A food volunteer in Warrington told food charity Feeding Britain that they are “starting to see children, who narrowly miss the [free school meals] criteria, sharing lunches with other children (as they haven’t been able to bring their own food in), not eating, or resorting to eating ‘rubbish’ food.’”
This is not just the case in the poorest parts of the country. Katie* lives in a relatively affluent Cotswolds town.
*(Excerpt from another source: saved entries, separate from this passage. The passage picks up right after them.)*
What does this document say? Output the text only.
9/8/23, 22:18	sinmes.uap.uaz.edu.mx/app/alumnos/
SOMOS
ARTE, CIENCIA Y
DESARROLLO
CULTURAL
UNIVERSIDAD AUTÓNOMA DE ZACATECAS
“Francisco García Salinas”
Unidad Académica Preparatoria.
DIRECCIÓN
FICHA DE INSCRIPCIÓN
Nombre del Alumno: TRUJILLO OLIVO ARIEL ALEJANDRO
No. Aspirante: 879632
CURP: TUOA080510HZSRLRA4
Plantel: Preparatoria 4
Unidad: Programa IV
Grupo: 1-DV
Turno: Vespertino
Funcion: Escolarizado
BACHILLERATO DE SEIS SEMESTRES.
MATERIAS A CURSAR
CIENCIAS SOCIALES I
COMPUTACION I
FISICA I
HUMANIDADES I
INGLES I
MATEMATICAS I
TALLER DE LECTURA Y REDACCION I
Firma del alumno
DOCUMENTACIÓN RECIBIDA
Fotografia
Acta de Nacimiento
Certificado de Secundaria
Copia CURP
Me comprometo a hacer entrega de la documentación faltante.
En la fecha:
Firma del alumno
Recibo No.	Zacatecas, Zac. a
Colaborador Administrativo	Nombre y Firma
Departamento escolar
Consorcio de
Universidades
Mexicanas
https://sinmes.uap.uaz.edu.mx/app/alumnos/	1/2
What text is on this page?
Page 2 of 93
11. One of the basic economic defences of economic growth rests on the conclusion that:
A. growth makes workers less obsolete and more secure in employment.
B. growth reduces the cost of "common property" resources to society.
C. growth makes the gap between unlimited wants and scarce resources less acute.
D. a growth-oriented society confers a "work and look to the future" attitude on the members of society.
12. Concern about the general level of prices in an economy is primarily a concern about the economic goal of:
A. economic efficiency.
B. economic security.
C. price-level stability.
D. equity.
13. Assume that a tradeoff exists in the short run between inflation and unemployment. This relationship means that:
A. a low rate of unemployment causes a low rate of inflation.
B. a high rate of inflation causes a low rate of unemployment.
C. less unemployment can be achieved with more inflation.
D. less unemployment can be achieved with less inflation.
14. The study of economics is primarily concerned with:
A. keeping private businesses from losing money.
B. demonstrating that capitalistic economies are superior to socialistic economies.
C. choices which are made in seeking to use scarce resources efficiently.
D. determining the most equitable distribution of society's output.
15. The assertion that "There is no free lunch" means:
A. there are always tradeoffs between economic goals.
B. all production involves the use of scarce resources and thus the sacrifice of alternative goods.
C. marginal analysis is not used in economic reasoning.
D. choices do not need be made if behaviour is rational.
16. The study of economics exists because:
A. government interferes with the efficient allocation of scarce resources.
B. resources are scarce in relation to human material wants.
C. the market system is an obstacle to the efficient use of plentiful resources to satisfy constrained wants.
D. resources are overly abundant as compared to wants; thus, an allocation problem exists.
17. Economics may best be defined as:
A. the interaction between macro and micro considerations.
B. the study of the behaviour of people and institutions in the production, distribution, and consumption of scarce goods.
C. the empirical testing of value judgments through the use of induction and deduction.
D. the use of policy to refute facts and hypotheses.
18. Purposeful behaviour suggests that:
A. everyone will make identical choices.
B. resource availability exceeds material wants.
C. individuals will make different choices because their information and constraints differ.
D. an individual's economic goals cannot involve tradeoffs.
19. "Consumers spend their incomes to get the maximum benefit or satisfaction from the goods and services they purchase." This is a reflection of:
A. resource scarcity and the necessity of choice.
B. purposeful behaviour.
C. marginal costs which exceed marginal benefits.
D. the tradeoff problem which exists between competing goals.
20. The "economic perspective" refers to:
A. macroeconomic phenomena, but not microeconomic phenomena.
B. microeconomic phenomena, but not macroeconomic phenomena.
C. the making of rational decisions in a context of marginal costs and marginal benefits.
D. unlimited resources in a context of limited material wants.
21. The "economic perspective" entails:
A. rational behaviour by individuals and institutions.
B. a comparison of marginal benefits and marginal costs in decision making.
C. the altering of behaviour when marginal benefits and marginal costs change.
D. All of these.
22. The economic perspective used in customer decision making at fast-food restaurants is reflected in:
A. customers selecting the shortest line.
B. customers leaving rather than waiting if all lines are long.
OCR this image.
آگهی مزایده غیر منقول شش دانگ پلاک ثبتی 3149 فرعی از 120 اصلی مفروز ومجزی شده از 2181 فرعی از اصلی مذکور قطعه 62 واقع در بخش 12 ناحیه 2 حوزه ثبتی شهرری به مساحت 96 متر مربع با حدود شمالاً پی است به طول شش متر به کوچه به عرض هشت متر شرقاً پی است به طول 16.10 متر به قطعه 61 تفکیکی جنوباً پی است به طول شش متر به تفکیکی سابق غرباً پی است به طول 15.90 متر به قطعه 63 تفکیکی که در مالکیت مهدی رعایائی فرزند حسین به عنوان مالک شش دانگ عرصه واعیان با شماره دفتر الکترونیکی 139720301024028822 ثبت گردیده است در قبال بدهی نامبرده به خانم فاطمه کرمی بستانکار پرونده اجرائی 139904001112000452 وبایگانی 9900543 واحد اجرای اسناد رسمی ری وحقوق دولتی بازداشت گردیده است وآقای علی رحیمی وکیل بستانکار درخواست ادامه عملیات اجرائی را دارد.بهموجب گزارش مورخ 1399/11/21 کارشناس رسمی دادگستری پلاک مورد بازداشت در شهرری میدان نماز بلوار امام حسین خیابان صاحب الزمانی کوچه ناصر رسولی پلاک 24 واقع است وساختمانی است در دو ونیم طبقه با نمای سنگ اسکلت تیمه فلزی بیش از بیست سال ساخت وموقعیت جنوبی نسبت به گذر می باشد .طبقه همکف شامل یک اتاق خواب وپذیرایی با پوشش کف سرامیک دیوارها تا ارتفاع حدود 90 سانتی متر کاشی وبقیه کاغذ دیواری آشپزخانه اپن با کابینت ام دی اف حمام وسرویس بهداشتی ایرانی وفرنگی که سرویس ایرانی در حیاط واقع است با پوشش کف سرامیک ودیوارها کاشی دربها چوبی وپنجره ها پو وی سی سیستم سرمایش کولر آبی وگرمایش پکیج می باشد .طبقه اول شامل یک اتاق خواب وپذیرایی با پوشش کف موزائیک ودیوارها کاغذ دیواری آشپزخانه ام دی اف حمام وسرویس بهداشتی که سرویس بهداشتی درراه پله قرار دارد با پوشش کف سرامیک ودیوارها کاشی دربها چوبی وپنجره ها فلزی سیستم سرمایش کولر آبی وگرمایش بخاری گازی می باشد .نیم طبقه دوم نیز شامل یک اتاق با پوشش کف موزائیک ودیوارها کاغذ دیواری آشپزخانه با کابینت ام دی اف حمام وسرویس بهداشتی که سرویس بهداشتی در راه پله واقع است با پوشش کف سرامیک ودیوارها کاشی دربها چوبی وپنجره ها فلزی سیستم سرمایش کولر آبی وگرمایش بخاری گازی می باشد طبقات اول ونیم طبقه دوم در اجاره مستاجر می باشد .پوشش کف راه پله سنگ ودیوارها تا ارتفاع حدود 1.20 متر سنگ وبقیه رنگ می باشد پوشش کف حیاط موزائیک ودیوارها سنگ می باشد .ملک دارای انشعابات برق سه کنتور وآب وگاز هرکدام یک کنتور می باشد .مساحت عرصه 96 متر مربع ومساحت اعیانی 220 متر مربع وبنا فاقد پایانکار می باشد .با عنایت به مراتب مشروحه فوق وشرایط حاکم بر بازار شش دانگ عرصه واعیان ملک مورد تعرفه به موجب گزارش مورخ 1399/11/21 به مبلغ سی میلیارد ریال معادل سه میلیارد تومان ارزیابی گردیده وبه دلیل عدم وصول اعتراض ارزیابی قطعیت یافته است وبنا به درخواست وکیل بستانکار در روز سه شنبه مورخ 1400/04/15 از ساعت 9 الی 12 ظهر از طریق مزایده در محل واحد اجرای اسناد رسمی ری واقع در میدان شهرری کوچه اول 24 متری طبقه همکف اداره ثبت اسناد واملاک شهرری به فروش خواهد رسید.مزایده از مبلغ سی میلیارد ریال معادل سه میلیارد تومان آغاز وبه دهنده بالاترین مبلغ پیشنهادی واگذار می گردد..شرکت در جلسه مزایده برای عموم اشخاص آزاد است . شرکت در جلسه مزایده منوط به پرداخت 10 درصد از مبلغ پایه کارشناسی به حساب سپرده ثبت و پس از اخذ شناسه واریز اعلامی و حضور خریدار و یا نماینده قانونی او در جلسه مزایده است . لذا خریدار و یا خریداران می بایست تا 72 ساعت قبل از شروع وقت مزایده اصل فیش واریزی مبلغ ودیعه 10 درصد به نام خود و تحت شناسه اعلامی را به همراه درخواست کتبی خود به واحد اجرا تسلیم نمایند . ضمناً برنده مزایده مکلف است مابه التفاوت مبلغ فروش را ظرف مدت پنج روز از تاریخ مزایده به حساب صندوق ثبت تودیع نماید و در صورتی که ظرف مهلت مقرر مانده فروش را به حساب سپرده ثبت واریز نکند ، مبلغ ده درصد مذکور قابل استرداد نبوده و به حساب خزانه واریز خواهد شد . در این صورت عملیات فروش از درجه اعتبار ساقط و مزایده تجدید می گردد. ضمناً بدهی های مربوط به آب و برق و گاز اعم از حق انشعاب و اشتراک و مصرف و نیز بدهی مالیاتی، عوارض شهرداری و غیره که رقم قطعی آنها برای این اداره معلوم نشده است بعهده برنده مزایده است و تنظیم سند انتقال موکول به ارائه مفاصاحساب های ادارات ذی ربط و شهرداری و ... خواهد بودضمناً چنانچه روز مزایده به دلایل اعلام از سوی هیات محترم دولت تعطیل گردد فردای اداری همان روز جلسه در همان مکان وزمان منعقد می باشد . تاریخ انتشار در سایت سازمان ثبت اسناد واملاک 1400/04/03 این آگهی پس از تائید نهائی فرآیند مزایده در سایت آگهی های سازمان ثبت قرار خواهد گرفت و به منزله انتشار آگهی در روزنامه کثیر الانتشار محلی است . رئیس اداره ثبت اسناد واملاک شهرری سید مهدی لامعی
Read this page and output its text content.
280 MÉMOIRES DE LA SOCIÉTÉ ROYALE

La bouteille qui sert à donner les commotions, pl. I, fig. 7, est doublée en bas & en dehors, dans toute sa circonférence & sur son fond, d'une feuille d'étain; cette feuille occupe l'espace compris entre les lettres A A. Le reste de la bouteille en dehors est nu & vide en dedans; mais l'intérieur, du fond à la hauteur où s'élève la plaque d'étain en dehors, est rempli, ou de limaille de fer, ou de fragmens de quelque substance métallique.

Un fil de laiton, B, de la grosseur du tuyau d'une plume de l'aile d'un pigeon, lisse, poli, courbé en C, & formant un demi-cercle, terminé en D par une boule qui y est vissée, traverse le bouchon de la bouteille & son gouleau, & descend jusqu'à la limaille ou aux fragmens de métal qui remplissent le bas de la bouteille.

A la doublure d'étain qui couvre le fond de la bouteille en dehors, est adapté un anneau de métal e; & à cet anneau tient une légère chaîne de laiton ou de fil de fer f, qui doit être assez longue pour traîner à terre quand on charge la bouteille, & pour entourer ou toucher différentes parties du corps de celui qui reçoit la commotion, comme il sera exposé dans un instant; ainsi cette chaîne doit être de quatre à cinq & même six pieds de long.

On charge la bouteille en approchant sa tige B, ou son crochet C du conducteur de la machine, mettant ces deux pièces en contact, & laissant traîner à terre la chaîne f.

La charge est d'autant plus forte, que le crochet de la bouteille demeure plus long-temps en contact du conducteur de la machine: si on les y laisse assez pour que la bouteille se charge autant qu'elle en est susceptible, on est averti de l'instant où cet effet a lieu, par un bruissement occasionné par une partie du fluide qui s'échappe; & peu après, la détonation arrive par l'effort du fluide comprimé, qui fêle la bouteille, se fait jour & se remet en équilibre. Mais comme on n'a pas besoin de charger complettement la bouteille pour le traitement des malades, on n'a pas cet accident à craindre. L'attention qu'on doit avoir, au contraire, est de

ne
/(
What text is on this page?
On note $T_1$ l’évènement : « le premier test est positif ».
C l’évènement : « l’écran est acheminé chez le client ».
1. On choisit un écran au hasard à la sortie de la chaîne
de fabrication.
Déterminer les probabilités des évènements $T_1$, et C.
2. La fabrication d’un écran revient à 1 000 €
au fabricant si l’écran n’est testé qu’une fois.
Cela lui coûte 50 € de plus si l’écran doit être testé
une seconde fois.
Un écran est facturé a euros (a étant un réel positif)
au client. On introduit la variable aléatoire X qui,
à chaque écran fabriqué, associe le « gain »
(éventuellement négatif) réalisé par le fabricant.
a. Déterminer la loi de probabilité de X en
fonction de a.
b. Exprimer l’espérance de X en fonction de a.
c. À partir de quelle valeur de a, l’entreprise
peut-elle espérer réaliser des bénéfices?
Despite her son’s choices being limited by his £2.40 free school meal allowance, she said: “He doesn’t eat his cake because he gives it to one of his friends who never has enough food and she is always happy to receive it.
“He does like to share his food even when he doesn’t have enough… he’s aware his friends aren’t having enough.”
openDemocracy spoke to a number of parents across the country who reported that their children would, as one parent, Carmen*, put it “buy extra items for friends so that they would have enough to eat”.
This is happening outside the school canteen, too.
“In my friend group, I’d say about half of them can’t eat food when we go out, so you see people buying lunch for their friends,” a Scottish 15-year-old told the Aberlour children’s charity in May. “They come to lunch with me… we go to Greggs and because I’ve got like £3 or £3.50 to spend, I’ll get two Yum Yums and a sausage roll and I’ll give them the Yum Yums, just because they don’t get any food anyway.”
Hackney Quest Youth worker Luke Billingham told openDemocracy he regularly sees children who have a little more money “tending to buy more food and tending to share” with those in “real need”.
The kids “know what it means when different mates are asking to share, understanding where for some people they’re just being cheeky and they like having chips, and where for other kids there’s a real need there,” Billingham said. “There’s an implicit or explicit awareness of who’s got the broadest shoulders, financially – who’s got a bit of money to spare – and of the need to share.”
‘Stealing biscuits and crisps’
Some secondary schools do, on a discretionary basis, offer credit for a meal or two to a child who goes to the school office to report that they have no money to buy lunch that day, openDemocracy has learned.
But families and youth workers said awareness of even this limited option is low – and that there is a lot of fear, stigma and judgement attached to asking for this kind of ad-hoc help – as well as concerns from the children about putting parents into debt.
One parent told openDemocracy, “I think they’ll let you have one lending of some money [ie credit for a meal], but my son didn’t even know that so he’s been without [any meal] before.”
A recent school leaver commented that his friend who was “just over the cut-off point” for free school meals, with a mother who worked three low-paid jobs, was “seen as an annoyance” for sometimes relying on the credit, which openDemocracy understands needs to be paid back in most instances.